Man did not rescue child for fear of 'pervert' slur
A BRICKLAYER who passed a toddler walking alone in a village shortly before her fatal fall into a pond said yesterday he did not stop to help in case people thought he was trying to abduct her.
Clive Peachey, from
This was just moments after the toddler disappeared from the Ready Teddy Go nursery in the Warwickshire village of Lower Brailes, according to staff.
Abby was found an hour later in an algae-covered garden pond and rescued by her mother, Victoria Rae.
She was taken to Birmingham Children's Hospital by air ambulance but was pronounced dead.
Mr Peachey, of Liskeard, told the inquest he had passed the little girl as she tottered towards the road in High Street.
He said: "I kept thinking I should go back. The reason I didn't go back was because I thought people might think I was trying to abduct her.
"I was convinced her parents were driving around and had found her."
Mrs Rae, 36, wept as Mr Peachey gave his evidence to the packed hearing.
She had earlier read emotionally from a statement as she relived the moment she dragged her daughter from the pond.
Two nursery employees had gone into the garden during their search but told the inquest they did not see the pond because it was covered in green vegetation.

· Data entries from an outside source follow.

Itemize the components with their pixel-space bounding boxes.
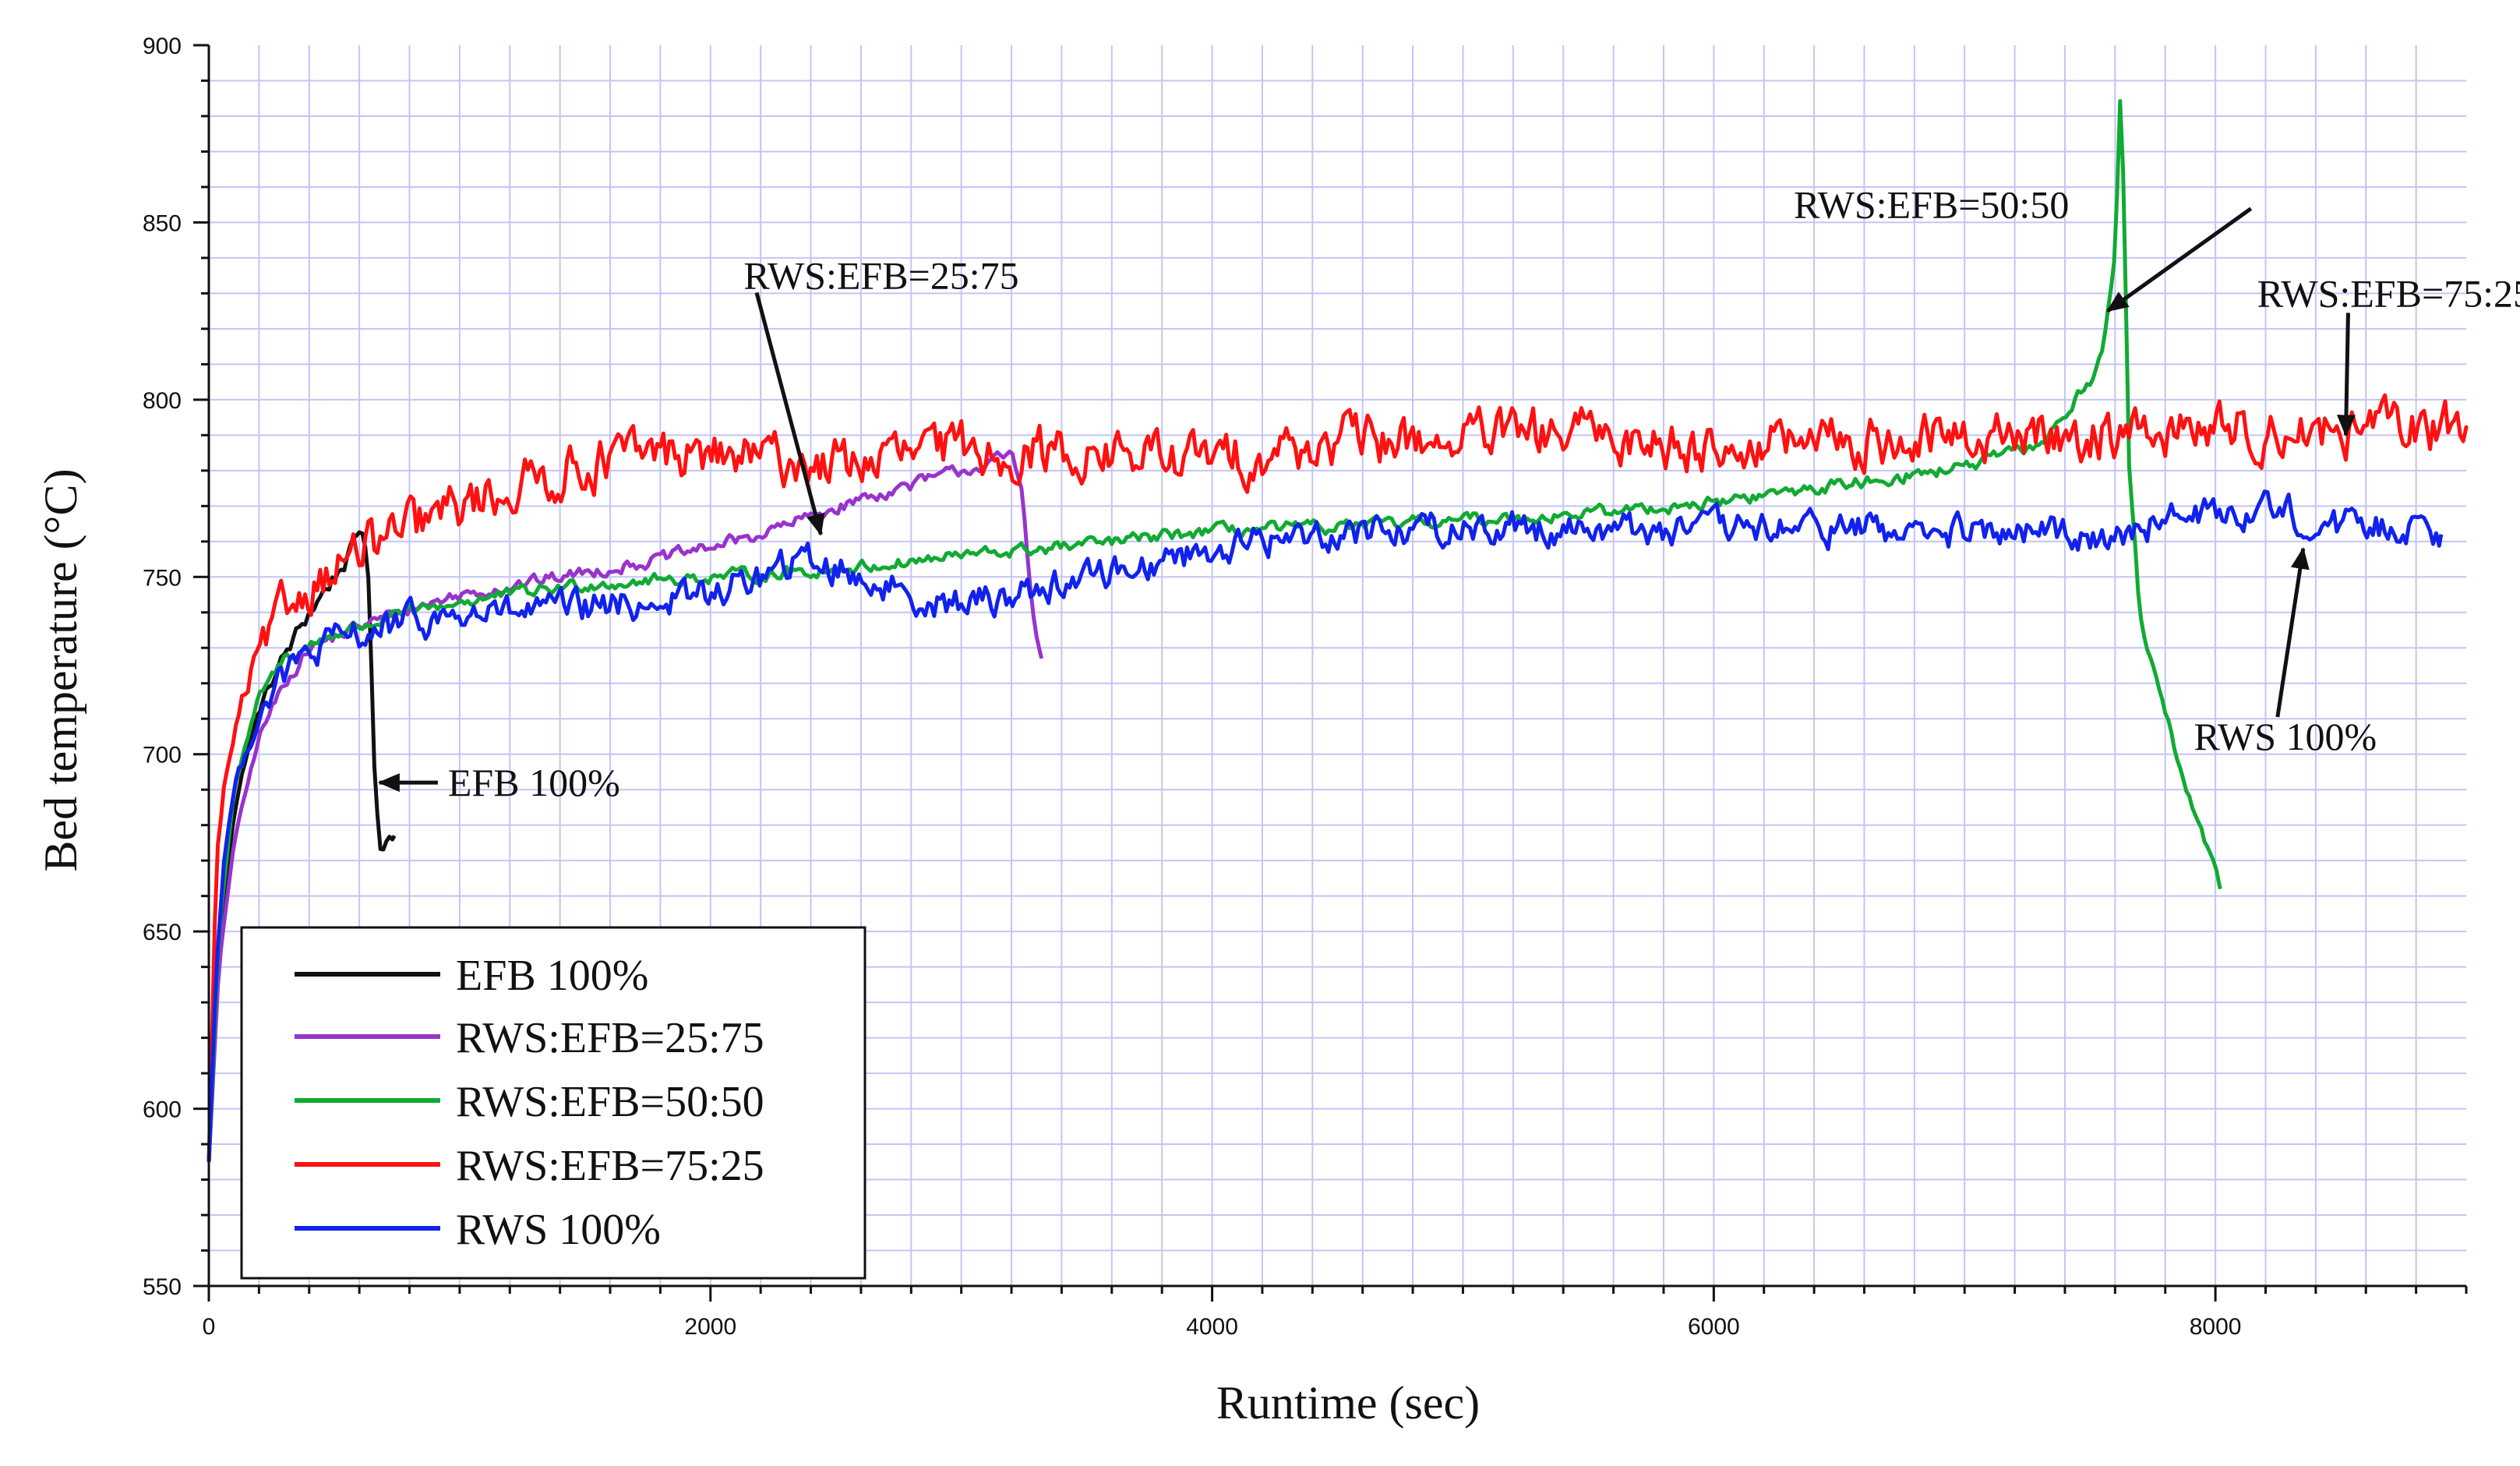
series-line-rws-100 xyxy=(206,489,2444,1162)
annotation-arrow-rws-efb-75-25 xyxy=(2336,313,2356,437)
annotation-arrow-rws-efb-25-75 xyxy=(754,291,825,536)
x-tick-label: 0 xyxy=(203,1314,216,1340)
legend-label-rws-100: RWS 100% xyxy=(456,1206,661,1254)
x-tick-label: 4000 xyxy=(1186,1314,1238,1340)
legend-label-rws-efb-75-25: RWS:EFB=75:25 xyxy=(456,1142,764,1190)
annotation-label-efb-100: EFB 100% xyxy=(448,761,620,804)
y-tick-label: 900 xyxy=(143,34,182,59)
y-tick-label: 600 xyxy=(143,1097,182,1123)
annotation-arrow-rws-100 xyxy=(2275,546,2310,718)
annotations: EFB 100% RWS:EFB=25:75 RWS:EFB=50:50 RWS:EF… xyxy=(377,183,2520,804)
legend: EFB 100% RWS:EFB=25:75 RWS:EFB=50:50 RWS… xyxy=(240,926,866,1280)
y-tick-label: 850 xyxy=(143,210,182,236)
y-axis-title: Bed temperature (°C) xyxy=(35,468,86,871)
y-tick-label: 800 xyxy=(143,388,182,414)
legend-label-rws-efb-25-75: RWS:EFB=25:75 xyxy=(456,1014,764,1062)
x-tick-label: 2000 xyxy=(684,1314,736,1340)
annotation-label-rws-100: RWS 100% xyxy=(2194,715,2377,758)
y-tick-label: 700 xyxy=(143,743,182,768)
axes: 0 2000 4000 6000 8000 550 600 650 700 750 800 850 90… xyxy=(143,34,2468,1340)
series-layer xyxy=(206,99,2469,1162)
series-line-rws-efb-75-25 xyxy=(206,393,2469,1162)
y-tick-label: 550 xyxy=(143,1274,182,1300)
annotation-label-rws-efb-75-25: RWS:EFB=75:25 xyxy=(2257,271,2520,315)
annotation-label-rws-efb-50-50: RWS:EFB=50:50 xyxy=(1794,183,2069,227)
annotation-arrow-rws-efb-50-50 xyxy=(2106,207,2253,313)
y-tick-label: 650 xyxy=(143,920,182,945)
y-tick-label: 750 xyxy=(143,565,182,591)
legend-label-rws-efb-50-50: RWS:EFB=50:50 xyxy=(456,1078,764,1126)
series-line-rws-efb-50-50 xyxy=(206,99,2222,1162)
x-tick-label: 6000 xyxy=(1688,1314,1740,1340)
annotation-label-rws-efb-25-75: RWS:EFB=25:75 xyxy=(743,253,1018,297)
legend-label-efb-100: EFB 100% xyxy=(456,952,648,1000)
x-axis-title: Runtime (sec) xyxy=(1216,1377,1480,1429)
x-tick-label: 8000 xyxy=(2190,1314,2242,1340)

The inquest was adjourned until today.
Boy this is a sad day.
That someone would be so concerned about the legal implications of reaching out to help another human being in distress, so they just drove past a toddler out and about unsupervised.
BTW, I don't believe for a minute that the danger was so great that he would be accused of being a prevert if he had attempted to help this child. Clearly he had overblown the odds of this happening in his mind, probably listening to the nonsense of these men rights advocates exaggerating how often this actually happens today. Even a simple telephone call would have sufficed to let police know this child was unsupervised on the street. The 911 operator probably would have told him to follow the child until police arrived and ensure she didn't get hurt.
Back in the 60s I remember reading an article where the police were warning young people about picking up hitchhikers, how dangerous it was, you could get killed doing it, etc., and I remember a young man's response when they told him he could be putting his life in jeopardy to give a stranger a ride: Well he didn't want to live in a world anyway where he had to be so afraid of other people that he couldn't give a ride to another fellow human being.
I feel the same way about this situation.
I'll take my chances with the law before I'd turn my back on helping a child (or anybody really) in distress.